Another full acquittal in Baltimore [UPDATED]

Circuit Judge Barry Williams has acquitted Brian Rice of all charges related to Freddy Gray’s arrest and death. This is the fourth time, in four attempts, that prosecutors have failed to obtain a conviction in the Freddy Gray case.

Judge Williams cleared Rice of involuntary manslaughter, reckless endangerment, and misconduct in office charges this morning. Previously, he had dismissed a second-degree assault charge. Prosecutors dropped a second misconduct charge at the start of the trial.

Here is the Baltimore Sun’s account of the decision. I’ll have more to say about it this afternoon.

UPDATE: Judge Williams read his verdict. He explained that although Rice’s failure to seat-belt Gray “may have been a mistake and may have been bad judgment,” it didn’t amount to a crime. Prosecutors, he said, failed to prove beyond a reasonable doubt that Rice acted with gross negligence, putting Gray’s life at risk.

According to the Washington Post, “about a half-dozen protesters received the news with disappointment” outside the court house.” (Emphasis added) The mob apparently has stopped beating this dead horse.

It’s time for Marilyn Mosby to stop beating it. If anyone was guilty of a crime in connection with Gray’s death it was Clarence Goodson who drove the van and/or Brian Rice, the senior involved in the decision not to use a seat belt to restrain Gray.

But both officers have been found not guilty.
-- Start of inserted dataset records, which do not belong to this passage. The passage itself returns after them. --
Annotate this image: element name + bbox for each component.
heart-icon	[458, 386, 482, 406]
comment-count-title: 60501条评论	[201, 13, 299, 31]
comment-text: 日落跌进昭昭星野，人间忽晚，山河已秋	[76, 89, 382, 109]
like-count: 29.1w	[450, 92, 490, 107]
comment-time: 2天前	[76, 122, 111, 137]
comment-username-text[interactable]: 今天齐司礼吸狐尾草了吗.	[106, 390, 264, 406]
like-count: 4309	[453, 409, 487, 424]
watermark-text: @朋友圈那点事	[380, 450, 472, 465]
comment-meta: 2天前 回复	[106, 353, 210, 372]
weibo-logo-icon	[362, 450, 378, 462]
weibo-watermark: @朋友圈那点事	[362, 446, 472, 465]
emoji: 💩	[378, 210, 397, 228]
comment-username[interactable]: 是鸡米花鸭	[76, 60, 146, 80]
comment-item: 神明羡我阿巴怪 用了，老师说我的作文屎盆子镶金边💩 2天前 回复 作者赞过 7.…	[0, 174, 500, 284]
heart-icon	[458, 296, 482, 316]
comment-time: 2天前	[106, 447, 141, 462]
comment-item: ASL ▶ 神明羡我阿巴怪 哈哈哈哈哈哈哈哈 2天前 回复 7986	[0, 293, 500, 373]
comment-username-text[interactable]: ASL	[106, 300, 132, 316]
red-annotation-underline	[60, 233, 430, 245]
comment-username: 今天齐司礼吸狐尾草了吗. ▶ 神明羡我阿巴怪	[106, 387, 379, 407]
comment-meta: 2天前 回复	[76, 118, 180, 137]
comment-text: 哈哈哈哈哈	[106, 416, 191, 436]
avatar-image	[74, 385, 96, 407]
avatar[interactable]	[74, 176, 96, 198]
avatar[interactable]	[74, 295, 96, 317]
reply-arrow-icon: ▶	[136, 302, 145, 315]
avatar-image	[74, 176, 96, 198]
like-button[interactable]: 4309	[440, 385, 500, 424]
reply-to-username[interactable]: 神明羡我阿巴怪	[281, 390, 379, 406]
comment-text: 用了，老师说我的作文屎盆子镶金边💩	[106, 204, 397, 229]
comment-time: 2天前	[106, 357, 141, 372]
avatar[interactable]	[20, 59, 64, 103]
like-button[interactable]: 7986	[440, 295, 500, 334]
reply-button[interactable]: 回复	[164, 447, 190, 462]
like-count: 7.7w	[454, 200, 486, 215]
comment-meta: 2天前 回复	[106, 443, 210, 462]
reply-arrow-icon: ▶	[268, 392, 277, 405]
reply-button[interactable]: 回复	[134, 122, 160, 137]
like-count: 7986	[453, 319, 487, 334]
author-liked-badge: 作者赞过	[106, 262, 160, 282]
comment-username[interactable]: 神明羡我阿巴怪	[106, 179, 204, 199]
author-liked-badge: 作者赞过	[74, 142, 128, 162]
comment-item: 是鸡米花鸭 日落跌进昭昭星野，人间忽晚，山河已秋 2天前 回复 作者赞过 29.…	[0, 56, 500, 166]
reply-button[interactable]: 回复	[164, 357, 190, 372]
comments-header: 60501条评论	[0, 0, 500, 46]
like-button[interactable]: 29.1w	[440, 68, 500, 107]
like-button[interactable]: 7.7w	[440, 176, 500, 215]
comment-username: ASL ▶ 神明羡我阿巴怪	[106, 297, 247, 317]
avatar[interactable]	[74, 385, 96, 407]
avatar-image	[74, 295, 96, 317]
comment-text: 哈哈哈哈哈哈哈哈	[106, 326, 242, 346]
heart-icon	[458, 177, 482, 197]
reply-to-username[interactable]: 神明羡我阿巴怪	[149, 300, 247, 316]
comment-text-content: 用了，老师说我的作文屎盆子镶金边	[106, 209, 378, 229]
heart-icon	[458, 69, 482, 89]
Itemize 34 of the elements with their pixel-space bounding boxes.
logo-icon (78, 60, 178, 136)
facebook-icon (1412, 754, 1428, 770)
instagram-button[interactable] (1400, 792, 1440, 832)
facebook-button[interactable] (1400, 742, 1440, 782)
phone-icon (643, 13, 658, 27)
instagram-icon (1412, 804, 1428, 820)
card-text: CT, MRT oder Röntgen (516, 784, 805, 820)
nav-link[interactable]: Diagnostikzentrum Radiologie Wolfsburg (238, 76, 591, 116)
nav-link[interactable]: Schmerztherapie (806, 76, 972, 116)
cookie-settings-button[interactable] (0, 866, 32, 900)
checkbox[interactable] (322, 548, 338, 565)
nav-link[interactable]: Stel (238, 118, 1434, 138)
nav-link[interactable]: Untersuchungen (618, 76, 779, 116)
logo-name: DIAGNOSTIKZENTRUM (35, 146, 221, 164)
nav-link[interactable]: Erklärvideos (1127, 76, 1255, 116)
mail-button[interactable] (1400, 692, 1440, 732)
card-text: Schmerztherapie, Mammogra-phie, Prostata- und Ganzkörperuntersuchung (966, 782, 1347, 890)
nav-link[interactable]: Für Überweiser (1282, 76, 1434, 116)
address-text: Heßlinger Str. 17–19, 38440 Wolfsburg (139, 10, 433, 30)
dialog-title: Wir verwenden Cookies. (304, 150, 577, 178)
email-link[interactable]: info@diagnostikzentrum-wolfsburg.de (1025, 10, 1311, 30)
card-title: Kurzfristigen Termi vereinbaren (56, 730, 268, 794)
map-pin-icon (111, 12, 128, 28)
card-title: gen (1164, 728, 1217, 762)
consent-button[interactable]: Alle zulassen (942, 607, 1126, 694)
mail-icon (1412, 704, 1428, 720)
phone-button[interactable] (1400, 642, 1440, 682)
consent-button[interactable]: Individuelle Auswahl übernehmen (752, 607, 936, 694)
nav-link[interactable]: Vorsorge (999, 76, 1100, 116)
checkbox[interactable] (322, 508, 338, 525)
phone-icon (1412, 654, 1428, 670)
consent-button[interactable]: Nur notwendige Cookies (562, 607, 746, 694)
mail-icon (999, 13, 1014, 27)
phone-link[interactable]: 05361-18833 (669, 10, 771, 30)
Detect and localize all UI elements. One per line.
What’s the point now in prosecuting officers as to whom claims of culpability are even weaker?

David Jaros, a law professor with the University of Maryland in Baltimore, acknowledged that “it’s clear that this is a very difficult case to prove and that absent some new evidence, it will be very hard for the state to convict against the other officers because the theory is essentially the same.” But Jaros added:

If [prosecutors] believes a crime was committed and they believe they’re sending a valuable message to the community about the value of a poor black man’s life or what is appropriate responsibility for a police officer there are benefits of this trial that can’t be measured in convictions and acquittals.
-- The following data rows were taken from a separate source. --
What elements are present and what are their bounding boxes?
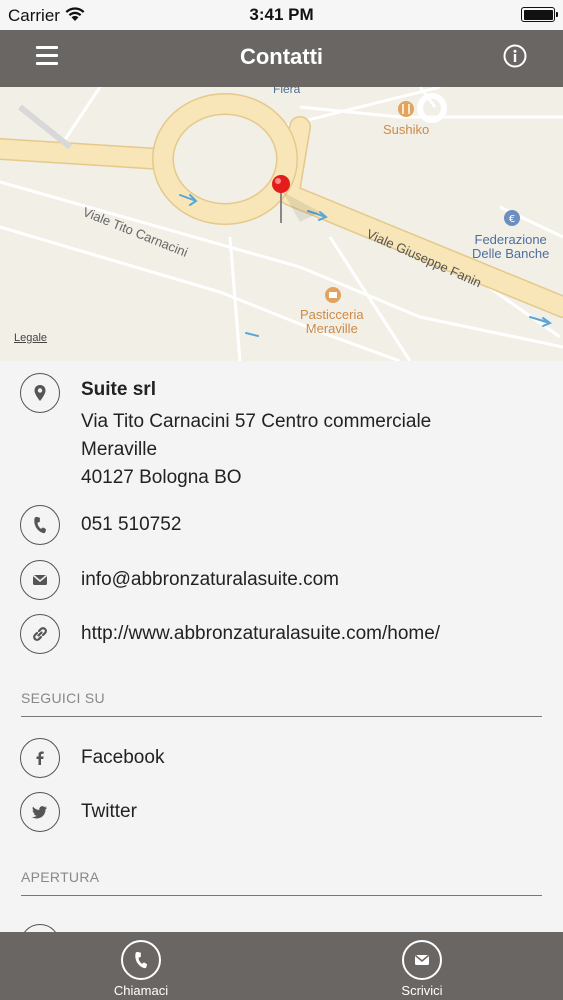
clock: 3:41 PM — [249, 5, 314, 24]
address-line-2: Meraville — [81, 439, 158, 460]
email-address: info@abbronzaturalasuite.com — [81, 569, 339, 590]
bottom-action-bar: Chiamaci Scrivici — [0, 932, 563, 1000]
restaurant-marker — [398, 101, 414, 117]
phone-row[interactable]: 051 510752 — [0, 501, 563, 551]
map-label-fiera: Fiera — [273, 87, 301, 96]
map-roads: € — [0, 87, 563, 361]
address-line-3: 40127 Bologna BO — [81, 467, 242, 488]
phone-icon — [121, 940, 161, 980]
map-legal-link[interactable]: Legale — [14, 332, 47, 344]
nav-bar: Contatti — [0, 30, 563, 87]
email-row[interactable]: info@abbronzaturalasuite.com — [0, 556, 563, 606]
map-label-pasticceria: Pasticceria Meraville — [300, 308, 364, 336]
write-button[interactable]: Scrivici — [362, 940, 482, 998]
location-pin-icon — [20, 373, 60, 413]
hamburger-menu-icon[interactable] — [36, 46, 58, 66]
write-button-label: Scrivici — [401, 983, 443, 998]
info-icon[interactable] — [503, 44, 527, 68]
envelope-icon — [402, 940, 442, 980]
website-url: http://www.abbronzaturalasuite.com/home/ — [81, 623, 441, 644]
map-label-federazione-line1: Federazione — [474, 232, 547, 247]
website-row[interactable]: http://www.abbronzaturalasuite.com/home/ — [0, 610, 563, 660]
section-divider — [21, 716, 542, 717]
section-title-social: SEGUICI SU — [21, 690, 105, 706]
contact-details: Suite srl Via Tito Carnacini 57 Centro c… — [0, 361, 563, 964]
call-button[interactable]: Chiamaci — [81, 940, 201, 998]
section-divider — [21, 895, 542, 896]
svg-text:€: € — [509, 214, 515, 225]
social-label-facebook: Facebook — [81, 747, 165, 768]
page-title: Contatti — [239, 44, 324, 69]
facebook-icon — [20, 738, 60, 778]
twitter-icon — [20, 792, 60, 832]
envelope-icon — [20, 560, 60, 600]
section-title-opening: APERTURA — [21, 869, 100, 885]
phone-number: 051 510752 — [81, 514, 182, 535]
link-icon — [20, 614, 60, 654]
social-label-twitter: Twitter — [81, 801, 137, 822]
map-view[interactable]: € Fiera Sushiko Viale Tito Carnacini Via… — [0, 87, 563, 361]
map-label-pasticceria-line2: Meraville — [305, 321, 358, 336]
company-name: Suite srl — [81, 379, 156, 400]
social-item-twitter[interactable]: Twitter — [0, 788, 563, 838]
battery-icon — [521, 7, 558, 22]
phone-icon — [20, 505, 60, 545]
status-bar: Carrier 3:41 PM — [0, 0, 563, 30]
map-label-federazione-line2: Delle Banche — [472, 246, 550, 261]
map-label-sushiko: Sushiko — [383, 122, 430, 137]
address-line-1: Via Tito Carnacini 57 Centro commerciale — [81, 411, 432, 432]
call-button-label: Chiamaci — [113, 983, 169, 998]
map-label-pasticceria-line1: Pasticceria — [300, 307, 364, 322]
map-label-federazione: Federazione Delle Banche — [472, 233, 549, 261]
social-item-facebook[interactable]: Facebook — [0, 734, 563, 784]
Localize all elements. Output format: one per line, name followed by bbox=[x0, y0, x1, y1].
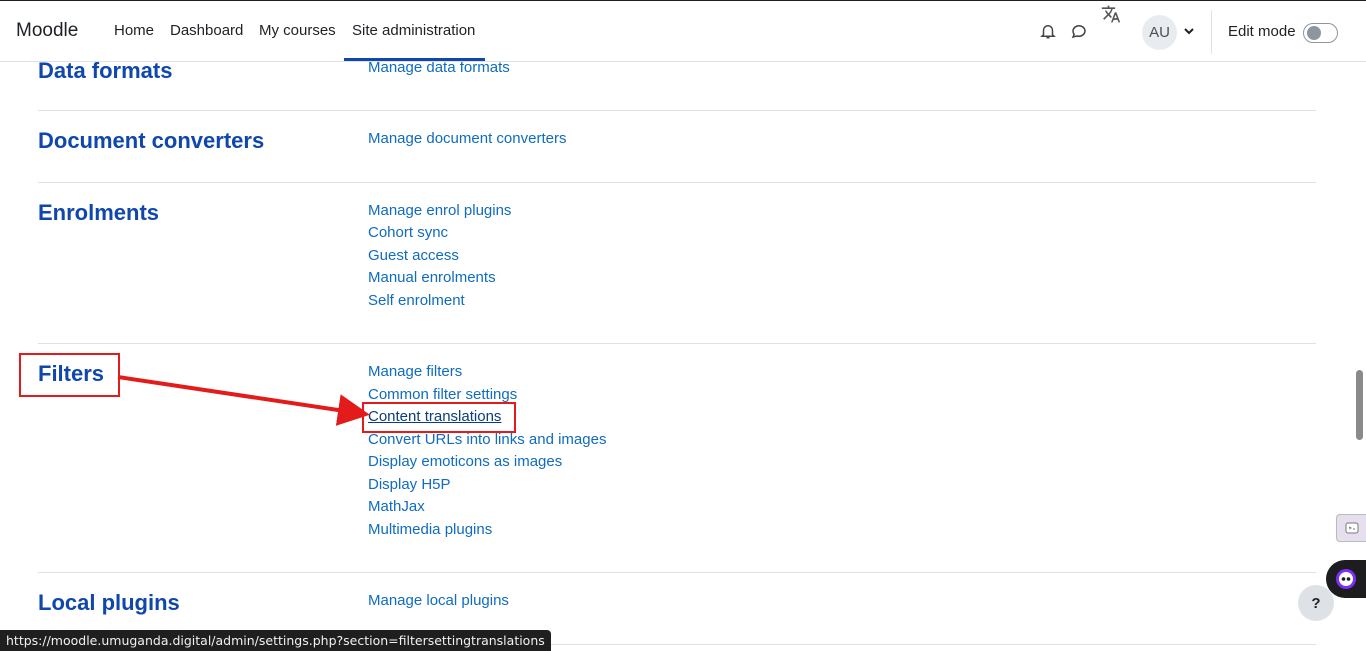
side-panel-tab-icon[interactable] bbox=[1336, 514, 1366, 542]
messages-chat-icon[interactable] bbox=[1069, 21, 1089, 41]
language-translate-icon[interactable] bbox=[1101, 4, 1121, 24]
site-brand[interactable]: Moodle bbox=[16, 20, 78, 42]
nav-site-administration[interactable]: Site administration bbox=[352, 22, 475, 39]
nav-home[interactable]: Home bbox=[114, 22, 154, 39]
page-scrollbar-thumb[interactable] bbox=[1356, 370, 1363, 440]
edit-mode-label: Edit mode bbox=[1228, 23, 1296, 40]
user-menu-chevron-down-icon[interactable] bbox=[1183, 25, 1195, 37]
browser-status-url: https://moodle.umuganda.digital/admin/se… bbox=[0, 630, 551, 651]
navbar-divider bbox=[1211, 10, 1212, 54]
nav-my-courses[interactable]: My courses bbox=[259, 22, 336, 39]
edit-mode-toggle-knob bbox=[1307, 26, 1321, 40]
user-avatar[interactable]: AU bbox=[1142, 15, 1177, 50]
edit-mode-toggle[interactable] bbox=[1303, 23, 1338, 43]
top-navbar: Moodle Home Dashboard My courses Site ad… bbox=[0, 0, 1366, 62]
help-button[interactable]: ? bbox=[1298, 585, 1334, 621]
annotation-arrow bbox=[117, 375, 370, 426]
notifications-bell-icon[interactable] bbox=[1038, 21, 1058, 41]
assistant-bot-icon[interactable] bbox=[1326, 560, 1366, 598]
nav-active-indicator bbox=[344, 58, 485, 61]
nav-dashboard[interactable]: Dashboard bbox=[170, 22, 243, 39]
I would have thought it requires more than mere “belief” by a prosecutor that a crime has been committed before criminal charges should be brought. And I’m pretty sure that it’s improper to bring down the hammer of the state on individuals just to send “a valuable message to the community” (even assuming there’s value to the community in bringing weak criminal charges against those who are there to protect and serve it).

In any event, surely Mosby and her team have sent delivered the message they wanted to send in the Freddy Gray matter. Future trials would be not only unjust, but arguably counter-productive in terms of sending any legitimate message.
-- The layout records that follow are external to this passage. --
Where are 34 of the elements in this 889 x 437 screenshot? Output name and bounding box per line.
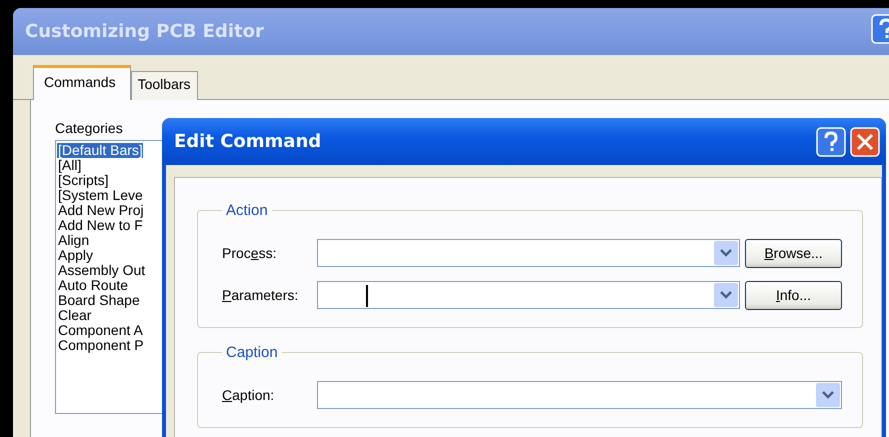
list-item[interactable]: [Scripts] bbox=[57, 173, 109, 188]
dialog-title: Edit Command bbox=[174, 131, 322, 152]
help-icon[interactable] bbox=[816, 126, 846, 156]
list-item[interactable]: Add New to F bbox=[57, 218, 143, 233]
list-item[interactable]: [Default Bars] bbox=[57, 143, 143, 158]
combo-field[interactable] bbox=[317, 381, 842, 409]
field-label: Parameters: bbox=[222, 287, 300, 303]
tab[interactable]: Toolbars bbox=[130, 71, 198, 100]
list-item[interactable]: Apply bbox=[57, 248, 94, 263]
list-item[interactable]: Board Shape bbox=[57, 293, 140, 308]
dropdown-icon[interactable] bbox=[816, 383, 840, 407]
combo-field[interactable] bbox=[317, 281, 740, 309]
dialog-button[interactable]: Browse... bbox=[745, 238, 842, 268]
list-item[interactable]: Auto Route bbox=[57, 278, 128, 293]
list-item[interactable]: Component A bbox=[57, 323, 143, 338]
list-item[interactable]: Align bbox=[57, 233, 90, 248]
window-title: Customizing PCB Editor bbox=[25, 21, 264, 42]
dropdown-icon[interactable] bbox=[714, 283, 738, 307]
list-item[interactable]: Component P bbox=[57, 338, 144, 353]
group-title: Caption bbox=[225, 344, 279, 361]
list-item[interactable]: [System Leve bbox=[57, 188, 143, 203]
dialog-button[interactable]: Info... bbox=[745, 280, 842, 310]
close-icon[interactable] bbox=[850, 126, 880, 156]
list-item[interactable]: [All] bbox=[57, 158, 82, 173]
combo-field[interactable] bbox=[317, 239, 740, 267]
list-item[interactable]: Assembly Out bbox=[57, 263, 146, 278]
list-item[interactable]: Clear bbox=[57, 308, 92, 323]
group-title: Action bbox=[225, 202, 269, 219]
categories-label: Categories bbox=[55, 120, 123, 136]
list-item[interactable]: Add New Proj bbox=[57, 203, 144, 218]
field-label: Process: bbox=[222, 245, 278, 261]
tab[interactable]: Commands bbox=[33, 65, 131, 100]
field-label: Caption: bbox=[222, 387, 276, 403]
dropdown-icon[interactable] bbox=[714, 241, 738, 265]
Future trials would, as Bill Otis says, send (or rather confirm) a pernicious message — that the police are under attack, not because of misconduct but because of the culture of “racial snarling.”

Bill writes:

This fourth consecutive failure to convict a police officer in a politically-rigged prosecution comes less than 24 hours after three Baton Rouge officers were gunned down in the street. It comes a matter of days after five others were lured by following a supposedly “peaceful” BLM rally in Dallas, only — once the rally reached its destination — to be gunned down from ambush.

If the police do not view themselves as under attack across the country, they would have to be blind. The evidence is not merely statistical ( although that too). Just pick up your morning paper.

Bill adds:

A country that attacks and intimidates the people it hires to protect it will soon enough regret is foolishness. I don’t think serious observers can any longer doubt that one of the main reasons murder is surging across the country — with a shocking increase of 17% last year in our nation’s 50 largest cities — is that the police, under the weight of a toxic culture and an (at best) conflicted political leadership, are pulling back.

In Baltimore, the murder rate surged much more — 63 percent last year. It seems clear that this sharp spike is due in significant part to the way Marilyn Mosby and then-Mayor Stephanie Rawlings-Blake treated the police after Gray’s death — a death as to which an African-American judge has repeatedly found no criminal responsibility attaches.

Mosby sent a message, all right. Baltimore’s residents, especially its black residents, are now suffering the consequences.